Il y a deux sociétés de fondation immémoriale ; nous venons de les nommer[1]. De ces deux sociétés, ou de l’une des deux est issue une troisième société : celle de l’Union ou des Indépendants, dits les Révoltés. Elle fut créée en 1830 à Bordeaux, par des aspirants qui se révoltèrent contre leurs compagnons. À Lyon, à Marseille, à Nantes, de nombreux insurgés du même ordre se joignirent à eux et constituèrent l’Union. Une quatrième société est celle du Père Soubise, qui se dit aussi Dévorante. Ainsi quatre sociétés principales ou Devoirs, qui se composent chacune de plusieurs corps de métiers, et auxquelles se rattachent de nombreuses adjonctions d’institution plus ou moins récente, les unes acceptées cordialement, les autres repoussées avec acharnement par les sociétés auxquelles elles veulent s’unir de gré ou de force.
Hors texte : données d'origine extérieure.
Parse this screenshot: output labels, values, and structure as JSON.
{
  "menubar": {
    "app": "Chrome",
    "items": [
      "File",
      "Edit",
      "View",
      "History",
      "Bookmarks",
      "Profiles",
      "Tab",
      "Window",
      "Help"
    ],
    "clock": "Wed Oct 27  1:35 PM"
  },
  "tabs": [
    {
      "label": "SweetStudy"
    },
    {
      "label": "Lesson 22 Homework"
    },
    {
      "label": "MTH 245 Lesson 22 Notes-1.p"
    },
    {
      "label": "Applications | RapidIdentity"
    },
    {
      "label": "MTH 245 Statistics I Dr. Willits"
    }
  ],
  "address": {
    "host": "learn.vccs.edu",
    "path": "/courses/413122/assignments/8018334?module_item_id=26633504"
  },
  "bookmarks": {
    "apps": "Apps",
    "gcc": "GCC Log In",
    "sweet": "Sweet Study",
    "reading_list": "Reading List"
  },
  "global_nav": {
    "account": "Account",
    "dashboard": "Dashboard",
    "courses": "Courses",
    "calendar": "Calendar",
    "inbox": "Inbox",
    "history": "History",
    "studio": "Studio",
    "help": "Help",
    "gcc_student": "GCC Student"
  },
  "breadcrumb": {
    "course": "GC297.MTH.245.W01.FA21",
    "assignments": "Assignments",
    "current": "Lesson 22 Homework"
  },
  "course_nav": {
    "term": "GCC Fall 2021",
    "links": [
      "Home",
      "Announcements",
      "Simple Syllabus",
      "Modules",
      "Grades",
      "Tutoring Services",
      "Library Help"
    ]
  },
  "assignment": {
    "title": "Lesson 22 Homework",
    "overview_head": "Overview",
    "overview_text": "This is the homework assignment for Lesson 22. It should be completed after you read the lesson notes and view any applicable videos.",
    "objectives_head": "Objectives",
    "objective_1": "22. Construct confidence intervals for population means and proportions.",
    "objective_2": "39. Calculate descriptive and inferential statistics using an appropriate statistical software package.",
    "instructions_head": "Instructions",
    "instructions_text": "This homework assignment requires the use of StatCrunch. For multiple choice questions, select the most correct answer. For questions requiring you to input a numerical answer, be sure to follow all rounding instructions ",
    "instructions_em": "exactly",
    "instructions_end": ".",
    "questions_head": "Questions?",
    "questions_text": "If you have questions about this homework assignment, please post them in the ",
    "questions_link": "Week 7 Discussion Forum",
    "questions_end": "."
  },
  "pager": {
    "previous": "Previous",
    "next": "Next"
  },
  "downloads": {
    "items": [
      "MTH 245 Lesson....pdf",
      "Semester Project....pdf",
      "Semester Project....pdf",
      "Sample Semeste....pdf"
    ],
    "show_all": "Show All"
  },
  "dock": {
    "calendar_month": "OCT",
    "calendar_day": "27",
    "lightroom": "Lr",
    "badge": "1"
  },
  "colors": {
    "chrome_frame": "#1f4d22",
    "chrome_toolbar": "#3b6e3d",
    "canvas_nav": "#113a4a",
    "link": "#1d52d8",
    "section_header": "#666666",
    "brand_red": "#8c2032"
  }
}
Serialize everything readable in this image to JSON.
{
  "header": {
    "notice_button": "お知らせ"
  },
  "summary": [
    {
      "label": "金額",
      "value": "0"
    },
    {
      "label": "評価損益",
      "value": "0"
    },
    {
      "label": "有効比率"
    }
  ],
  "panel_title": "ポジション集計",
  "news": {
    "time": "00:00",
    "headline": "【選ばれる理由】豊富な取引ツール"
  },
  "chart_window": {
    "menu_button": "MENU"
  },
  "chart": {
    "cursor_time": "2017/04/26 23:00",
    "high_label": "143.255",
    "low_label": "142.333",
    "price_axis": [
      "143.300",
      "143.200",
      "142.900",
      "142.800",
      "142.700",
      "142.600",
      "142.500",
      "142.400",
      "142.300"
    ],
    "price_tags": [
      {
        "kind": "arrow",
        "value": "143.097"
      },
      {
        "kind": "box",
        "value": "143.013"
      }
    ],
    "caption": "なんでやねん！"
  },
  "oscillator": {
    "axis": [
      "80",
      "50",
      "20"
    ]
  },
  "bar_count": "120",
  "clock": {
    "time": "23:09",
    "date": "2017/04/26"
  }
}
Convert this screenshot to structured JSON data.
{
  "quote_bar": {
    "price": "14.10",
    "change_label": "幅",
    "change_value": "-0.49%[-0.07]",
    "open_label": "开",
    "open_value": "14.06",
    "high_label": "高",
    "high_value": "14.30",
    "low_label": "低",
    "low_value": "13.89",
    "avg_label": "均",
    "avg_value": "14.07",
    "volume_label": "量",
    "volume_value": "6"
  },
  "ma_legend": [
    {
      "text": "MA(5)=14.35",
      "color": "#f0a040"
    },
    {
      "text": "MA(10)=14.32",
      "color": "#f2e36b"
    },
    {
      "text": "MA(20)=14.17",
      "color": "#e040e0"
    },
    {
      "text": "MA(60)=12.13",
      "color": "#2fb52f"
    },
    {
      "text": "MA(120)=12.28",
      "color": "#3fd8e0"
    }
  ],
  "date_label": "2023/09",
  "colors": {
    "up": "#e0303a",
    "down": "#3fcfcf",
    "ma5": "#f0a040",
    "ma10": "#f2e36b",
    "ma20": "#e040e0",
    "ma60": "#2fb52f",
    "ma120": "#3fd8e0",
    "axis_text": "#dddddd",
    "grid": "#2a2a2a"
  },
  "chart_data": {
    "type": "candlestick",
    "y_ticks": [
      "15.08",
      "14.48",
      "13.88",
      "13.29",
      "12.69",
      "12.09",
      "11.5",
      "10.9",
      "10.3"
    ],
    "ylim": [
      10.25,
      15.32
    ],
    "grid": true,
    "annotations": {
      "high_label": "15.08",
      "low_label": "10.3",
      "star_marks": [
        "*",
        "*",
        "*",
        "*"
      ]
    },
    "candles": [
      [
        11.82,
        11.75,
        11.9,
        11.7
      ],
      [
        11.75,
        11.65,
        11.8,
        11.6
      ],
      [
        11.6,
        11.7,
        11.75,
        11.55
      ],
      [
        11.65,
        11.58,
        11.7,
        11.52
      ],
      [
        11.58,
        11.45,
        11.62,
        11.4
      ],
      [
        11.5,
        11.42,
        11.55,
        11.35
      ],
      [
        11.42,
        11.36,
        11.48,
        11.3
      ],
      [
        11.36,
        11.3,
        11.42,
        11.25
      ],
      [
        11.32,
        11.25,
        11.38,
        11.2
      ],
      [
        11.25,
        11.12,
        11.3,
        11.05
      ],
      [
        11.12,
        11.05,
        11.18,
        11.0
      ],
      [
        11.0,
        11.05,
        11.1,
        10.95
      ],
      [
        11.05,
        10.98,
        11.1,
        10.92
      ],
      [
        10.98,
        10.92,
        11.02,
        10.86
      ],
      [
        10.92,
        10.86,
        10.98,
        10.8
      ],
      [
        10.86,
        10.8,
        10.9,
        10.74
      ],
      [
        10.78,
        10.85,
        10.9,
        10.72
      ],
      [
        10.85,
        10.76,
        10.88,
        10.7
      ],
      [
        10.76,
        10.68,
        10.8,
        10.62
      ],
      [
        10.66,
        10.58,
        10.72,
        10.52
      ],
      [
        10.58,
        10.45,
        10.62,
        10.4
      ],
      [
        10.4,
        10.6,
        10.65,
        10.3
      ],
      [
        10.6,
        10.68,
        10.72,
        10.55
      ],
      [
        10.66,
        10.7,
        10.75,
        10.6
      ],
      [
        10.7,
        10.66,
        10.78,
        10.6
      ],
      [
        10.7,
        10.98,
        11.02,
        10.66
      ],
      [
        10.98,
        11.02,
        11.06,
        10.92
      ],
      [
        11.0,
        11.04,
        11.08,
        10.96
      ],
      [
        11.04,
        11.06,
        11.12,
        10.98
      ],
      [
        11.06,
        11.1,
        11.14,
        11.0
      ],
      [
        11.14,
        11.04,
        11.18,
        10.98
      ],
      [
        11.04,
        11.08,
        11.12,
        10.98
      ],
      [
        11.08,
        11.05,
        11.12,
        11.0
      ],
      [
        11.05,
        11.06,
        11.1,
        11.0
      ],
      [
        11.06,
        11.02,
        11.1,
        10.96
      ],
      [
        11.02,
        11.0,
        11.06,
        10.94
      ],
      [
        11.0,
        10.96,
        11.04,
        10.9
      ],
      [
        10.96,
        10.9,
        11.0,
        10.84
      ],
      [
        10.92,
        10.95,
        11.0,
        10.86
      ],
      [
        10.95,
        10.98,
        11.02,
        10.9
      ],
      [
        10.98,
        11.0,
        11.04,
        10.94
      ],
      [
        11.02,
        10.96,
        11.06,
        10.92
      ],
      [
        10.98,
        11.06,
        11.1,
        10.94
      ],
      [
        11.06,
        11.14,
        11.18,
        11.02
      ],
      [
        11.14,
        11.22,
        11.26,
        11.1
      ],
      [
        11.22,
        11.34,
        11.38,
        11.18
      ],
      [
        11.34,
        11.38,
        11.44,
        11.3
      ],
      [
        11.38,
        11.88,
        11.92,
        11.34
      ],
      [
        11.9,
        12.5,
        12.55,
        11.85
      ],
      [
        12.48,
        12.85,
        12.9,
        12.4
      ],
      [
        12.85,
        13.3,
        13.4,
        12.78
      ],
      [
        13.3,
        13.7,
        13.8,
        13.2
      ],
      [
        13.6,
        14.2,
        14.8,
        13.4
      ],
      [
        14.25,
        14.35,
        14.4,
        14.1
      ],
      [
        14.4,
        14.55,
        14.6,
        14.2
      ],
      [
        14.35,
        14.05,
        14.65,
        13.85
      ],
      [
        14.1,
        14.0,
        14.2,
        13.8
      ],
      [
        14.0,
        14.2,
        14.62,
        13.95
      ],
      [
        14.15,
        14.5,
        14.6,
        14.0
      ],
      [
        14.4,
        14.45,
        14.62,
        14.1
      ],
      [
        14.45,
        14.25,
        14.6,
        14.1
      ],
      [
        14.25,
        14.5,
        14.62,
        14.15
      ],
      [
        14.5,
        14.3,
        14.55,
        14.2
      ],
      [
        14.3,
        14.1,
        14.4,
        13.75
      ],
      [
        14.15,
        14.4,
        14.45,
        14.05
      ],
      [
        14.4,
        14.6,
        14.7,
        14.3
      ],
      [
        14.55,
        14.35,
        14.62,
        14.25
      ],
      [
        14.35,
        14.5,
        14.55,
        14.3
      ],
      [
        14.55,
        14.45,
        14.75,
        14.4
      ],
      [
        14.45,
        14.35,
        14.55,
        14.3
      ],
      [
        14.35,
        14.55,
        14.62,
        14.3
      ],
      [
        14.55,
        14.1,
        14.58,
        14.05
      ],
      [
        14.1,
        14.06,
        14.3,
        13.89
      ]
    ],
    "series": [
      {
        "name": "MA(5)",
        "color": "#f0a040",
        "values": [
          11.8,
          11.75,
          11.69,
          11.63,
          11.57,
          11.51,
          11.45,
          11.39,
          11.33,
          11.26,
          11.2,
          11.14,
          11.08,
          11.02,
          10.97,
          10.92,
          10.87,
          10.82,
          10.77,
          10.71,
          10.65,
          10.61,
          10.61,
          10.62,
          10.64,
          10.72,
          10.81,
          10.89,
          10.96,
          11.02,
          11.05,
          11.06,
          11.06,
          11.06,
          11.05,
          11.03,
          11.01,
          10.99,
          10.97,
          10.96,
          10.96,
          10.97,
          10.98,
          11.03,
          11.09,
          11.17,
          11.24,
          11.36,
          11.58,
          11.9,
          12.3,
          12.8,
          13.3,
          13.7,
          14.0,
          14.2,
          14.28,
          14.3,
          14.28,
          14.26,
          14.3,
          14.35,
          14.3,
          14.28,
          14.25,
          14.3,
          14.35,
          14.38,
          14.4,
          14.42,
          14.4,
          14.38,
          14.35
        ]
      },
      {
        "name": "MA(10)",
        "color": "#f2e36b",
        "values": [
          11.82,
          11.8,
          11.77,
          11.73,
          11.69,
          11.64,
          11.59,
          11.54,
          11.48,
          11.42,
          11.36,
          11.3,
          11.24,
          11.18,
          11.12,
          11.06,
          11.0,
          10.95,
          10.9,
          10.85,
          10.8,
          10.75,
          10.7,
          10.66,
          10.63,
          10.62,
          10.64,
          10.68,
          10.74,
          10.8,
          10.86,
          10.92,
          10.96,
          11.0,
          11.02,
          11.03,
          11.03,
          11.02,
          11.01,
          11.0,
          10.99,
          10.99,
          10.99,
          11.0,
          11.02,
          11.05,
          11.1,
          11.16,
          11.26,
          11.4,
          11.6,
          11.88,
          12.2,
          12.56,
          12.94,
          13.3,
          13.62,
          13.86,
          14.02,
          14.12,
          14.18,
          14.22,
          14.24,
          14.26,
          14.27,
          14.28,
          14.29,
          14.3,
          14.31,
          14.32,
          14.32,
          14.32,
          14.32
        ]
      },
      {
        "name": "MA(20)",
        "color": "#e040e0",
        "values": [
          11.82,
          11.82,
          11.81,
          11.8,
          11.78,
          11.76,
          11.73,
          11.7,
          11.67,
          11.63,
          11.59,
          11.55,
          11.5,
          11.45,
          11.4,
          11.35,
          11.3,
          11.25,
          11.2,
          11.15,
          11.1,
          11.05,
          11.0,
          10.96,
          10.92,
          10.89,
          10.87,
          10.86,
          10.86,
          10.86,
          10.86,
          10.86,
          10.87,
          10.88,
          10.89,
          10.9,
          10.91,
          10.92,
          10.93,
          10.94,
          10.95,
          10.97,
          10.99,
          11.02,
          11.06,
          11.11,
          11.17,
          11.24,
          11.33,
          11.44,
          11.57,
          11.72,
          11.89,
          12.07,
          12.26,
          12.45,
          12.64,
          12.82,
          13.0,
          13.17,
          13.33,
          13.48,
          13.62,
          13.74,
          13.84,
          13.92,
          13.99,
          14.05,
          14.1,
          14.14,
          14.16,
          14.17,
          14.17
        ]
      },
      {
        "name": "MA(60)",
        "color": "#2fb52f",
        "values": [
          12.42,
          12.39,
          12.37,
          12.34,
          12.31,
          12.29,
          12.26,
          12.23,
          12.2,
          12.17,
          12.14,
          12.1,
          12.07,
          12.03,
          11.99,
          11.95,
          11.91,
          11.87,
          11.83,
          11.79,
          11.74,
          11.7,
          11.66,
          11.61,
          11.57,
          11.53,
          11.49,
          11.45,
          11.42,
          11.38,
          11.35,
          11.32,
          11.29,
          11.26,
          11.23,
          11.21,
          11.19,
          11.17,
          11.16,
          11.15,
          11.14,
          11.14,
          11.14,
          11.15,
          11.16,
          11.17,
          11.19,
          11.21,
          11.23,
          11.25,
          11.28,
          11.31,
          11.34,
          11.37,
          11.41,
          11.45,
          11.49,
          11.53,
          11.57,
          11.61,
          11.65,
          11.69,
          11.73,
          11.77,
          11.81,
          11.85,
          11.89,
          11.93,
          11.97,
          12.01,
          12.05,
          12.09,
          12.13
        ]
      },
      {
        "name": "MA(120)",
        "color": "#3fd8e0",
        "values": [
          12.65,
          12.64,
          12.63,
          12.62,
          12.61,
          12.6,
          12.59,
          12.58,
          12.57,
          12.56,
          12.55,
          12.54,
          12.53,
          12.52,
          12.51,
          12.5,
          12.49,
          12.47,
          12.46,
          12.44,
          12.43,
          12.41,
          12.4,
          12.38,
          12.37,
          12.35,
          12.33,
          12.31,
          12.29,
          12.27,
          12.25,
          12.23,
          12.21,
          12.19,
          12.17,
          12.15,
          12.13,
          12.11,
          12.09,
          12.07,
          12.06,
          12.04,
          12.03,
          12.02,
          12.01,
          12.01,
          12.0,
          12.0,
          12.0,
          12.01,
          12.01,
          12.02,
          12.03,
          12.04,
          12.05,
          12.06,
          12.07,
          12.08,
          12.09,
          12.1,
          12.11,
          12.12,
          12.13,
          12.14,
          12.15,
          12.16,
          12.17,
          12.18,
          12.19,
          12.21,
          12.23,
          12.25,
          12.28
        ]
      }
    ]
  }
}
Il faudrait tout un livre pour énumérer toutes les sociétés, leurs prétentions, leurs titres, leurs statuts, leurs origines, leurs coutumes et leurs relations mutuelles. Telle société est alliée à une autre : par exemple les enfants du Père Soubise s’honorent d’être, comme ceux de Maître Jacques, compagnons du Devoir, et n’en vivent pas en

  1. Voyez le livre du Compagnonnage, par Agricol Perdiguier, dit Avignonnais-la-Vertu.